Interrail 2016: Zagreb

We arrived in Zagreb on a Thursday afternoon after a very comfortable flight with Croatian Airlines, grabbed Croatian Airlines bus into the city and got promptly lost trying to find the tramline to our apartment.

A classic example of how much we rely on being able to readily look things up at home, we just stood around, hopelessly perplexed, for a few minutes. Eventually our long-dormant common sense woke up and kicked into action and we figured it out. It was not difficult – our 4 days in Zagreb made us big fans of their public transport system of trains, trams and buses, which are cheap, efficient and easy to navigate.

Much of Zagreb is concentrated in two areas.

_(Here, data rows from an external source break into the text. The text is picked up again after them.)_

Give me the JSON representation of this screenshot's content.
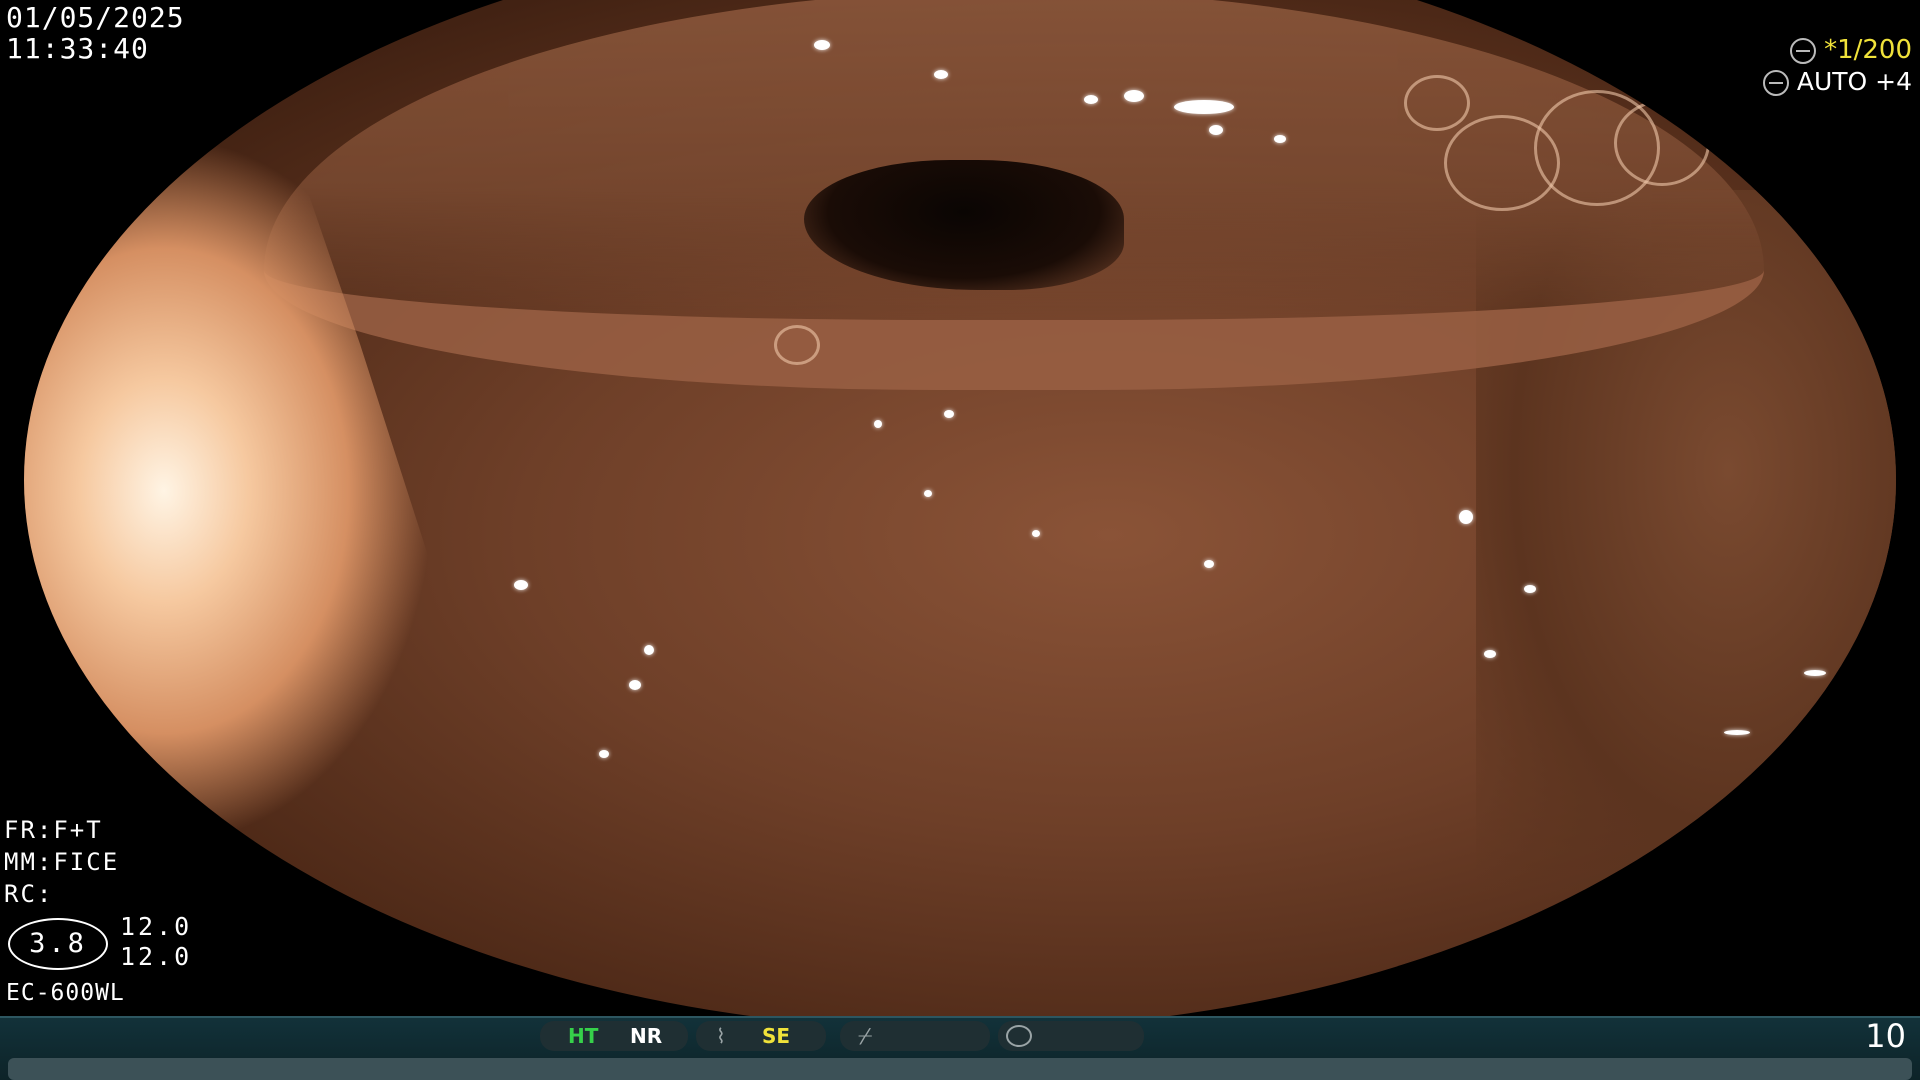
{
  "overlay": {
    "date": "01/05/2025",
    "time": "11:33:40",
    "shutter_prefix": "*",
    "shutter_value": "1/200",
    "exposure_mode": "AUTO +4",
    "fr": "FR:F+T",
    "mm": "MM:FICE",
    "rc": "RC:",
    "zoom_circle": "3.8",
    "zoom_value_1": "12.0",
    "zoom_value_2": "12.0",
    "scope_model": "EC-600WL"
  },
  "status_bar": {
    "ht_label": "HT",
    "nr_label": "NR",
    "se_label": "SE",
    "frame_count": "10",
    "colors": {
      "ht": "#36d14a",
      "se": "#f0e23a",
      "bar_bg": "#12323a"
    },
    "icons": [
      "iris-icon",
      "brightness-icon",
      "structure-enhance-icon",
      "slash-icon",
      "circle-icon"
    ]
  }
}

The older, upper town at the top of a small hill contains some small churches and museums and a lot of municipal buildings. The newer, lower town below houses larger museums and parks, main squares and the Zagreb Cathedral. The centre can all be done on foot, and on a budget.

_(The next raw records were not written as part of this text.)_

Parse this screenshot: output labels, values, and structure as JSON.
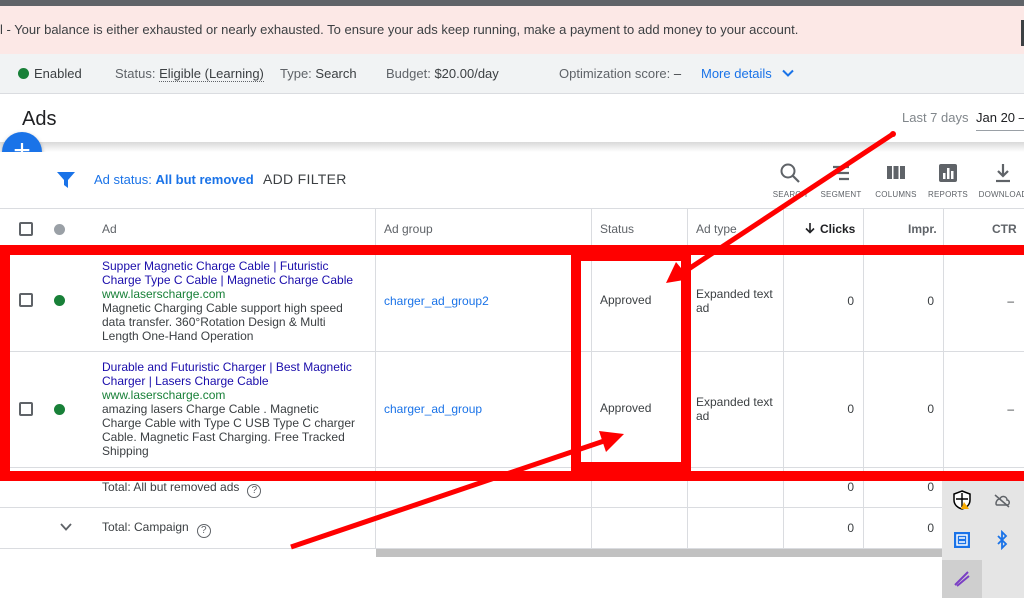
{
  "alert": {
    "text": "l - Your balance is either exhausted or nearly exhausted. To ensure your ads keep running, make a payment to add money to your account."
  },
  "campaign_status": {
    "enabled_label": "Enabled",
    "status_label": "Status:",
    "status_value": "Eligible (Learning)",
    "type_label": "Type:",
    "type_value": "Search",
    "budget_label": "Budget:",
    "budget_value": "$20.00/day",
    "optimization_label": "Optimization score:",
    "optimization_value": "–",
    "more_details": "More details"
  },
  "page": {
    "title": "Ads",
    "date_range_label": "Last 7 days",
    "date_range_value": "Jan 20 –"
  },
  "filter": {
    "ad_status_label": "Ad status:",
    "ad_status_value": "All but removed",
    "add_filter": "ADD FILTER"
  },
  "toolbar": {
    "search": "SEARCH",
    "segment": "SEGMENT",
    "columns": "COLUMNS",
    "reports": "REPORTS",
    "download": "DOWNLOAD"
  },
  "table": {
    "headers": {
      "ad": "Ad",
      "ad_group": "Ad group",
      "status": "Status",
      "ad_type": "Ad type",
      "clicks": "Clicks",
      "impr": "Impr.",
      "ctr": "CTR"
    },
    "rows": [
      {
        "headline_1": "Supper Magnetic Charge Cable | Futuristic",
        "headline_2": "Charge Type C Cable | Magnetic Charge Cable",
        "url": "www.laserscharge.com",
        "desc_1": "Magnetic Charging Cable support high speed",
        "desc_2": "data transfer. 360°Rotation Design & Multi",
        "desc_3": "Length One-Hand Operation",
        "desc_4": "",
        "ad_group": "charger_ad_group2",
        "status": "Approved",
        "ad_type_1": "Expanded text",
        "ad_type_2": "ad",
        "clicks": "0",
        "impr": "0",
        "ctr": "–"
      },
      {
        "headline_1": "Durable and Futuristic Charger | Best Magnetic",
        "headline_2": "Charger | Lasers Charge Cable",
        "url": "www.laserscharge.com",
        "desc_1": "amazing lasers Charge Cable . Magnetic",
        "desc_2": "Charge Cable with Type C USB Type C charger",
        "desc_3": "Cable. Magnetic Fast Charging. Free Tracked",
        "desc_4": "Shipping",
        "ad_group": "charger_ad_group",
        "status": "Approved",
        "ad_type_1": "Expanded text",
        "ad_type_2": "ad",
        "clicks": "0",
        "impr": "0",
        "ctr": "–"
      }
    ],
    "totals": {
      "all_but_removed_label": "Total: All but removed ads",
      "all_but_removed_clicks": "0",
      "all_but_removed_impr": "0",
      "campaign_label": "Total: Campaign",
      "campaign_clicks": "0",
      "campaign_impr": "0"
    }
  },
  "colors": {
    "annotation_red": "#ff0000",
    "brand_blue": "#1a73e8",
    "enabled_green": "#188038",
    "alert_background": "#fce8e6"
  }
}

We made use of the cheap public transport to make 3 trips a little out of town: to Mirogoj Cemetery, Maksimir Park and Lake Jarun. I can recommend all 3.

Mirogoj Cemetery

Mirogoj Cemetery is humbling in its vast beauty, and as it is still being used your visit will be made all the more real as you walk past families leaving flowers and candles with lost loved ones.

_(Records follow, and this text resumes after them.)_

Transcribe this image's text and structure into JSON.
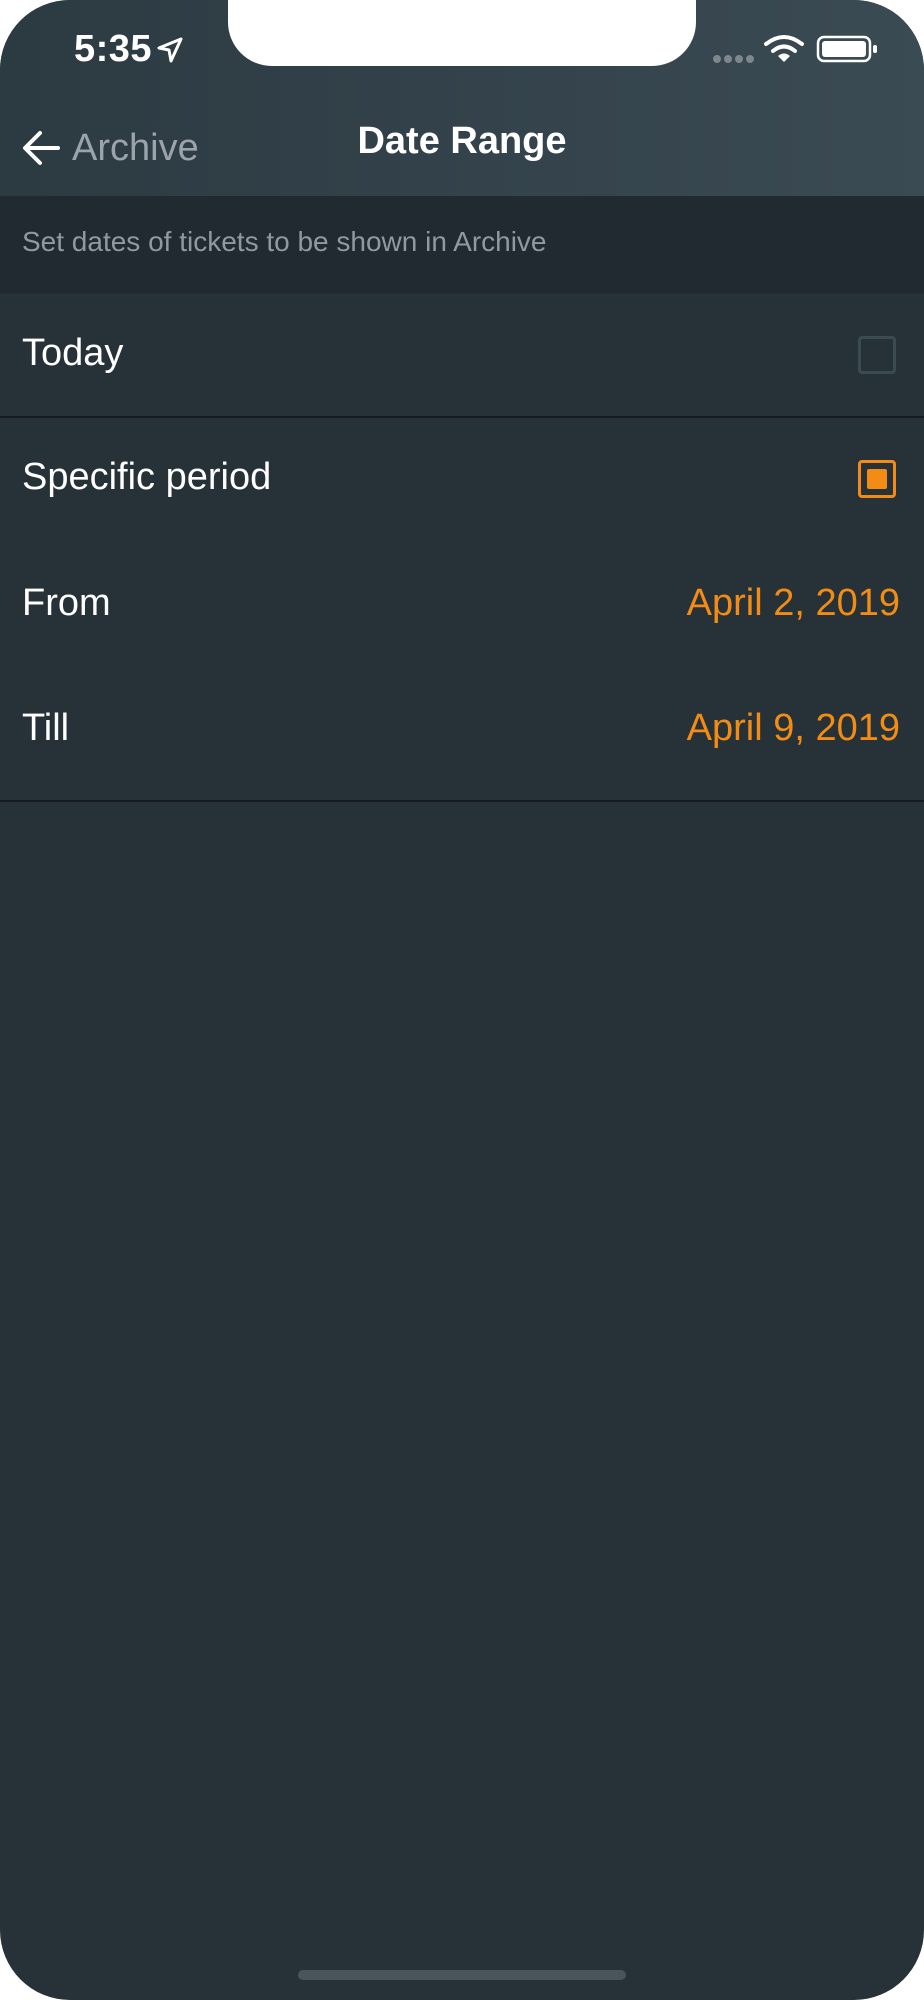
{
  "status_bar": {
    "time": "5:35"
  },
  "nav": {
    "back_label": "Archive",
    "title": "Date Range"
  },
  "description": "Set dates of tickets to be shown in Archive",
  "options": {
    "today": {
      "label": "Today",
      "checked": false
    },
    "specific": {
      "label": "Specific period",
      "checked": true
    }
  },
  "period": {
    "from": {
      "label": "From",
      "value": "April 2, 2019"
    },
    "till": {
      "label": "Till",
      "value": "April 9, 2019"
    }
  },
  "colors": {
    "accent": "#f28c14",
    "background": "#263138",
    "header": "#34444c"
  }
}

Maksimir Park offers a lovely break from the city, with open grassy spaces, shaded woodlands and small lakes. You can walk here for hours (or just sit with a good book).

Lake Jarun is something magical to those of us who crave the seaside, even on a tour of inland capital cities. The pebble beach is not the most comfortable in the world, but nor is it as mental busy as its seaside counterpart. We shared the beach on a Sunday mid-morning in August with maybe 40 other people. Come prepared with a towel to lie on and you can sunbathe and swim in the Croatian sun, less than an hour from the city.

Zagreb Cathedral

We were comfortably under our £40 per day budget in Zagreb, and this was while sparing no expense in the bakeries. We even fed The Vegetarian with relative ease (specific recommendations to follow). There isn’t a huge amount to do, so it was the perfect place to ease into our European adventure.